While it’s impossible to predict the future, there appear to be only two possible outcomes in Germany.
- Electricity rates being charged to consumers, which already pay 4 to 5 times as much as do Americans, are increased substantially, perhaps double or triple today’s rates.
- The government nationalizes the electric utility industry and the grid, so that tax payer money is used to operate the uneconomic utility industry.
In the United States, California is leading the charge in mandating the use of large quantities of renewables.
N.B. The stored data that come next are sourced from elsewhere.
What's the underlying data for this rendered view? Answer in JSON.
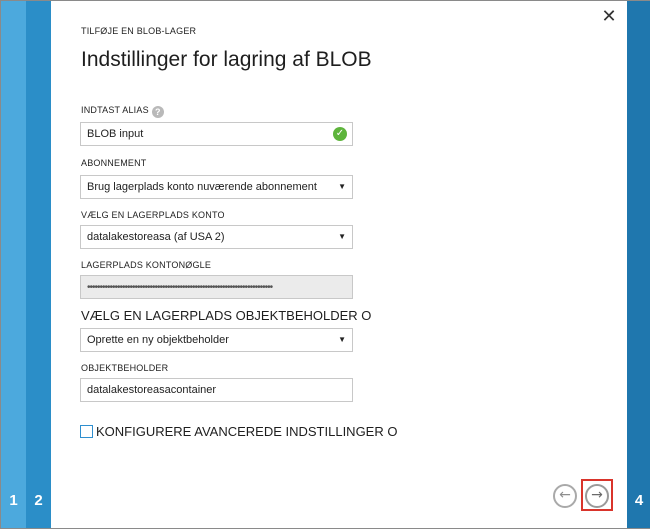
{
  "wizard": {
    "subtitle": "TILFØJE EN BLOB-LAGER",
    "title": "Indstillinger for lagring af BLOB",
    "close_icon": "close-icon",
    "steps": {
      "step1": "1",
      "step2": "2",
      "step4": "4"
    }
  },
  "form": {
    "alias": {
      "label": "INDTAST ALIAS",
      "help": "?",
      "value": "BLOB input",
      "status_icon": "check-circle-icon"
    },
    "subscription": {
      "label": "ABONNEMENT",
      "value": "Brug lagerplads konto nuværende abonnement",
      "arrow": "▼"
    },
    "storage_account": {
      "label": "VÆLG EN LAGERPLADS KONTO",
      "value": "datalakestoreasa (af USA 2)",
      "arrow": "▼"
    },
    "storage_key": {
      "label": "LAGERPLADS KONTONØGLE",
      "value": "••••••••••••••••••••••••••••••••••••••••••••••••••••••••••••••••••••••••••"
    },
    "container_select": {
      "label": "VÆLG EN LAGERPLADS OBJEKTBEHOLDER O",
      "value": "Oprette en ny objektbeholder",
      "arrow": "▼"
    },
    "container_name": {
      "label": "OBJEKTBEHOLDER",
      "value": "datalakestoreasacontainer"
    },
    "advanced": {
      "label": "KONFIGURERE AVANCEREDE INDSTILLINGER O",
      "checked": false
    }
  },
  "navigation": {
    "prev_icon": "arrow-left-icon",
    "next_icon": "arrow-right-icon",
    "prev_glyph": "←",
    "next_glyph": "→",
    "highlight_color": "#d9342b"
  }
}
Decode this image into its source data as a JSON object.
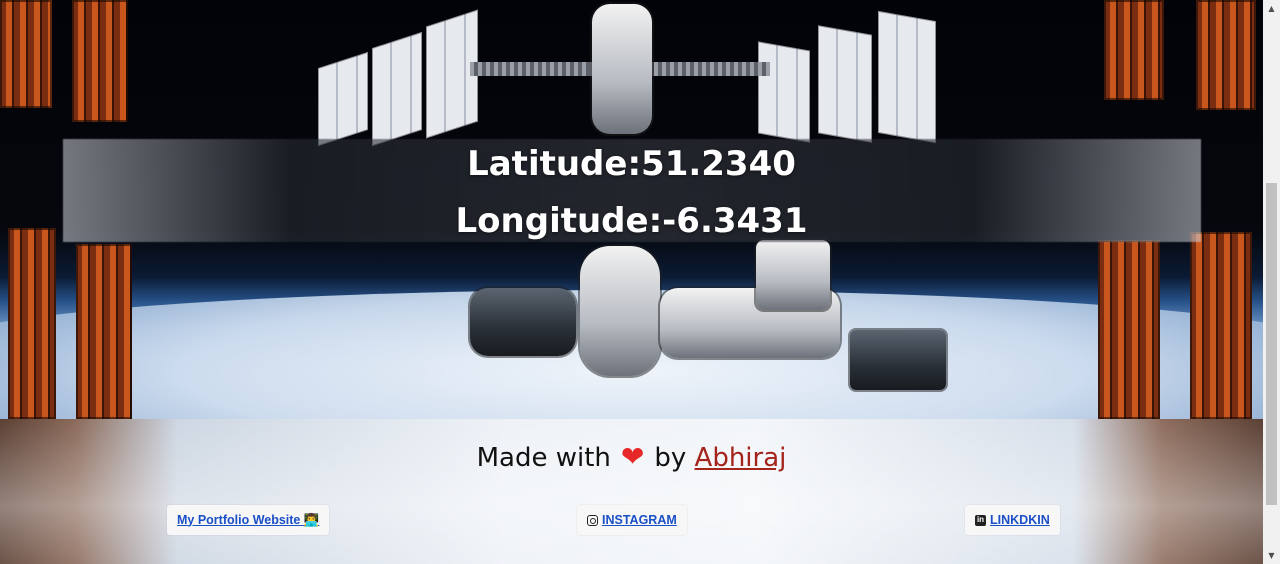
{
  "hero": {
    "latitude_label": "Latitude:51.2340",
    "longitude_label": "Longitude:-6.3431"
  },
  "footer": {
    "made_prefix": "Made with",
    "heart_glyph": "❤",
    "made_by": "by",
    "author": "Abhiraj",
    "links": [
      {
        "label": "My Portfolio Website",
        "emoji": "👨‍💻",
        "icon": "coder-emoji"
      },
      {
        "label": "INSTAGRAM",
        "icon": "instagram-icon"
      },
      {
        "label": "LINKDKIN",
        "icon": "linkedin-icon"
      }
    ]
  },
  "colors": {
    "heart": "#e62828",
    "author_link": "#a4231a",
    "nav_link": "#1a4fc6"
  },
  "scrollbar": {
    "up_arrow": "▲",
    "down_arrow": "▼"
  }
}
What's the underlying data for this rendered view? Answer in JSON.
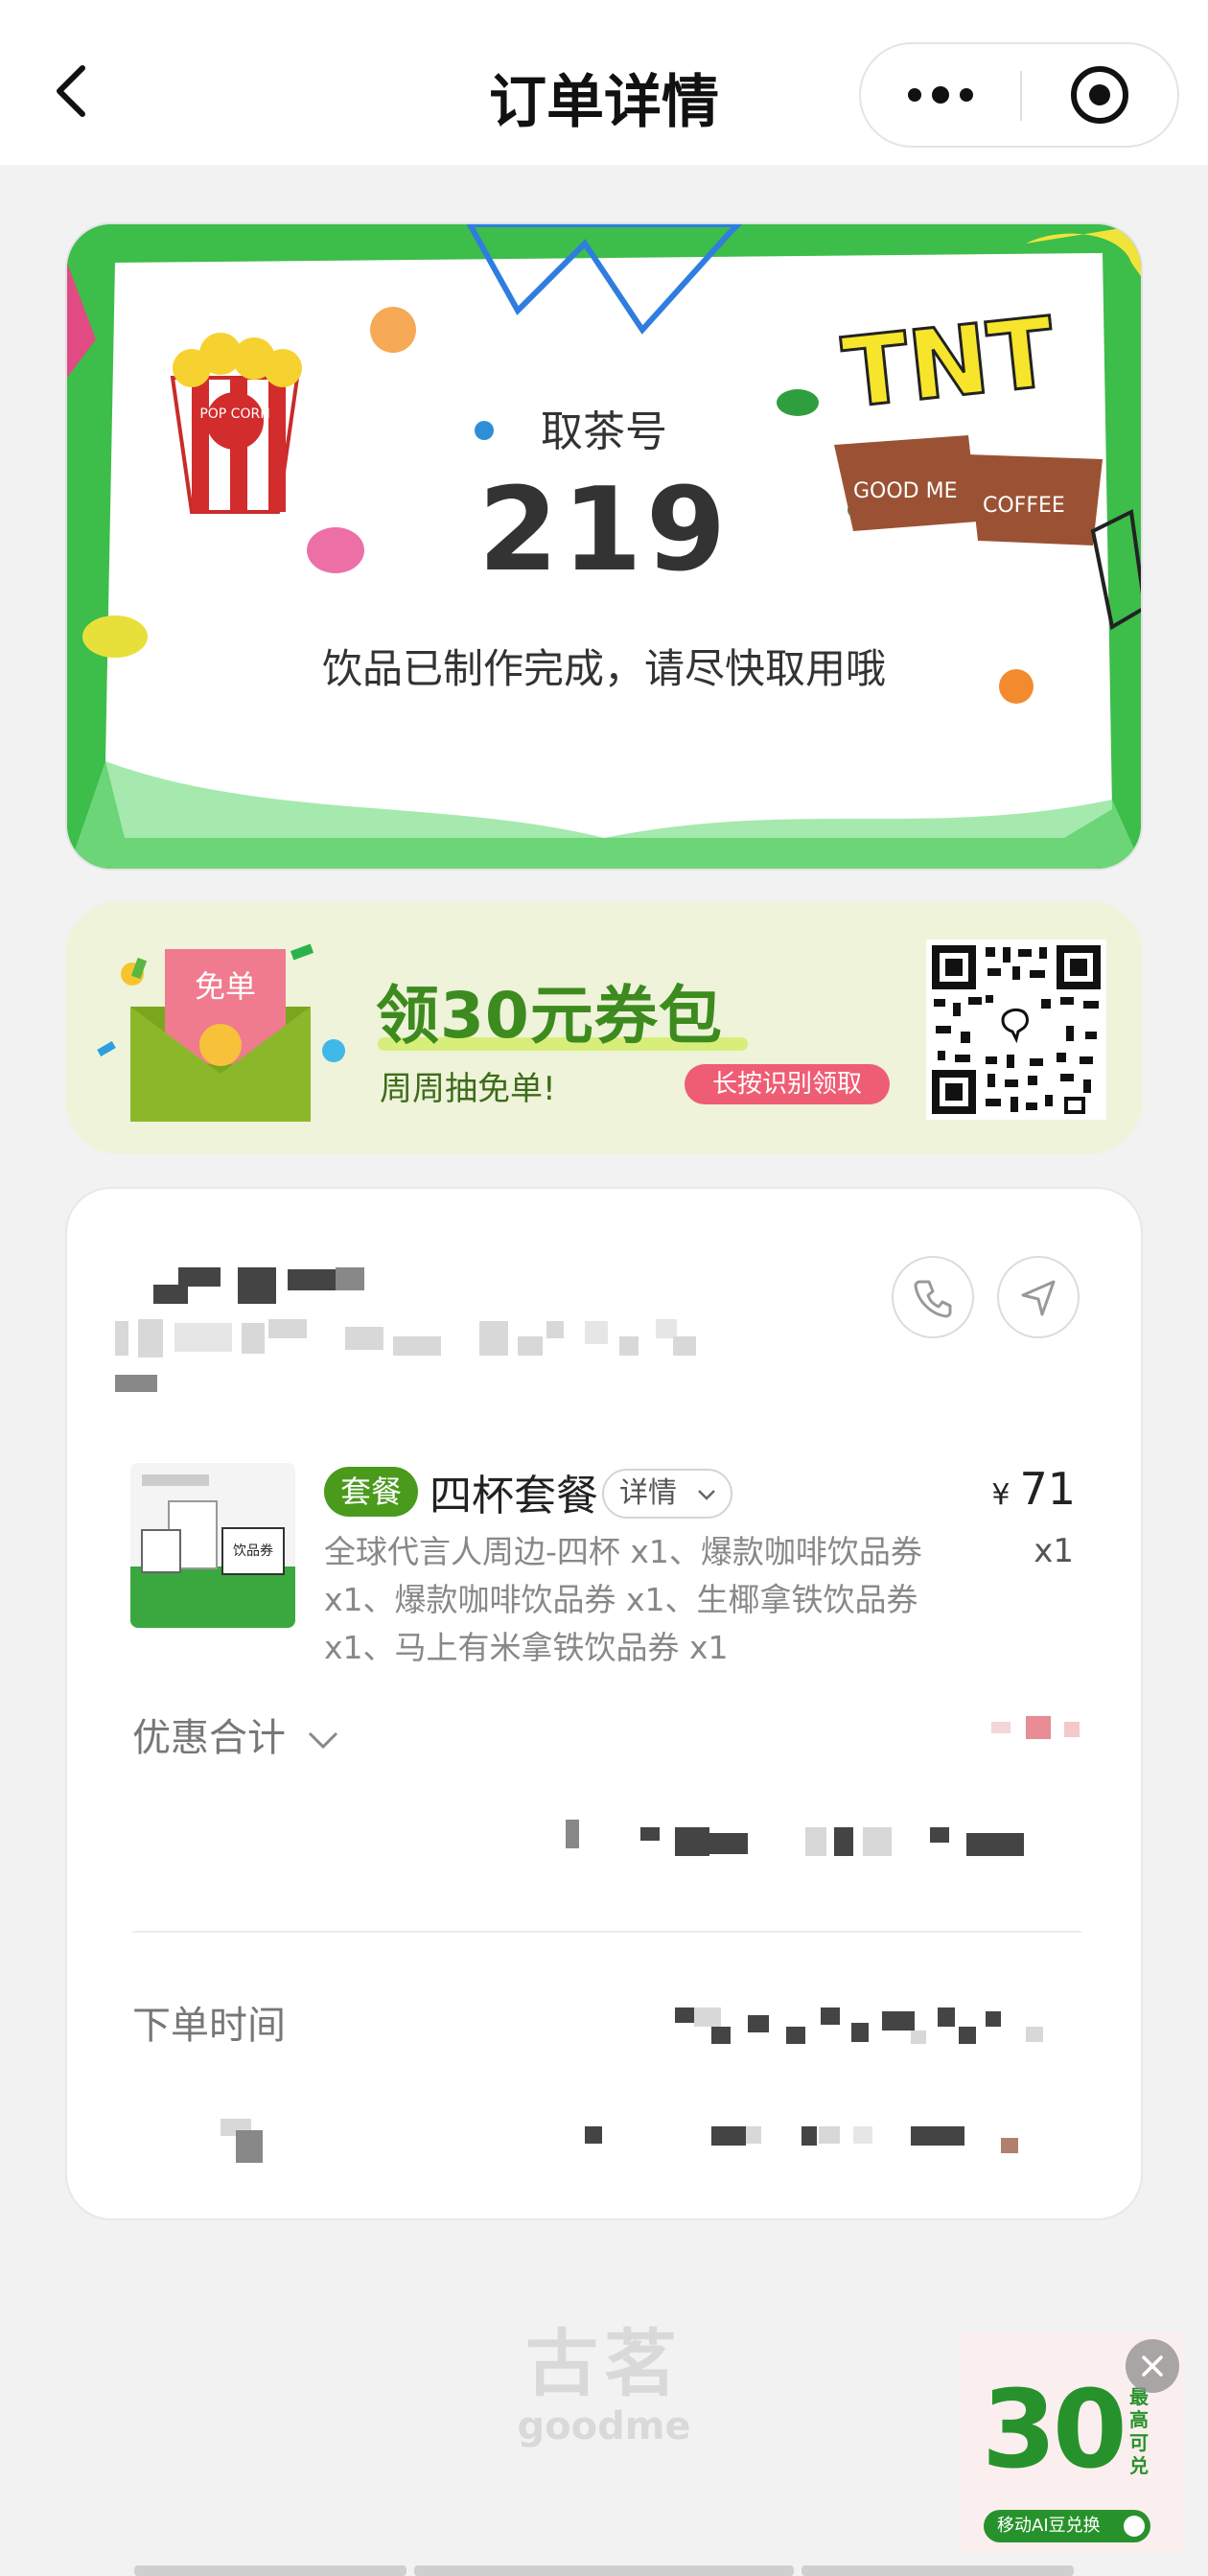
{
  "nav": {
    "title": "订单详情",
    "back_icon": "chevron-left-icon",
    "more_icon": "more-dots-icon",
    "close_icon": "target-circle-icon"
  },
  "pickup": {
    "label": "取茶号",
    "number": "219",
    "message": "饮品已制作完成，请尽快取用哦",
    "art_texts": [
      "TNT",
      "GOOD ME",
      "COFFEE",
      "POP CORN"
    ]
  },
  "coupon": {
    "envelope_text": "免单",
    "title": "领30元券包",
    "subtitle": "周周抽免单!",
    "cta": "长按识别领取"
  },
  "order": {
    "product": {
      "tag": "套餐",
      "name": "四杯套餐",
      "detail_label": "详情",
      "price_symbol": "¥",
      "price": "71",
      "quantity": "x1",
      "description": "全球代言人周边-四杯 x1、爆款咖啡饮品券 x1、爆款咖啡饮品券 x1、生椰拿铁饮品券 x1、马上有米拿铁饮品券 x1",
      "image_label": "饮品券"
    },
    "discount_label": "优惠合计",
    "order_time_label": "下单时间"
  },
  "footer": {
    "brand_cn": "古茗",
    "brand_en": "goodme"
  },
  "ad": {
    "number": "30",
    "side_text": "最高可兑",
    "pill_text": "移动AI豆兑换"
  },
  "colors": {
    "brand_green": "#4a9a1c",
    "coupon_green": "#3d8b1f",
    "pickup_bg": "#3fbf4a",
    "coupon_bg": "#eef3da",
    "cta_pink": "#ef5d74"
  }
}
Elsewhere, 31 states have renewable portfolio standards (RPS) mandating that as much as 25% of electricity be from renewables.
Note in the United States, hydro is not considered to be renewable by most states, including California.
Perhaps it is time to consider why states are mandating the use of renewables?
It can’t be to lower costs to consumers, because wind and solar are both more expensive than generating electricity using natural gas or coal.
The Energy Information Administration predicts that four years from now, in 2019, the cost of electricity from the various renewable sources will still be higher than for natural gas:
- On-shore wind, 8 cents per kWh
- Off-shore wind, 20.4 cents per kWh
- PV solar, 13 cents per kWh
- Thermal solar, 24 cents per kWh
While electricity produced by natural gas will be 6.4 cents per kWh.
Note that the cost of wind and all forms of solar today are significantly higher than the costs predicted for 2019.
In other words, renewables are, and will remain, more costly than electricity generated by fossil fuels, even without adding the cost of backup generation for when the wind stops blowing and the sun stops shining, or the cost of transmitting wind generated electricity long distances.
Lower costs for consumers and industry are, therefore, not the answer.
The reason renewables are being forced onto the system is because they don’t emit CO2.
Even Musk, in his introduction to Tesla energy batteries, said that batteries and the sun would prevent catastrophic climate change by reducing CO2 emissions.
In other words, the utility industry is being threatened, and costs to consumers are being increased because of the government’s efforts to cut CO2 emissions.
The Duck curve, together with Germany’s real world experience, prove that renewables are not necessarily beneficial.
Renewables have the potential to destroy the utility industry and cause consumers and industry to pay much more for electricity, thereby depriving the economy of the benefits of additional consumer spending and investment by industry.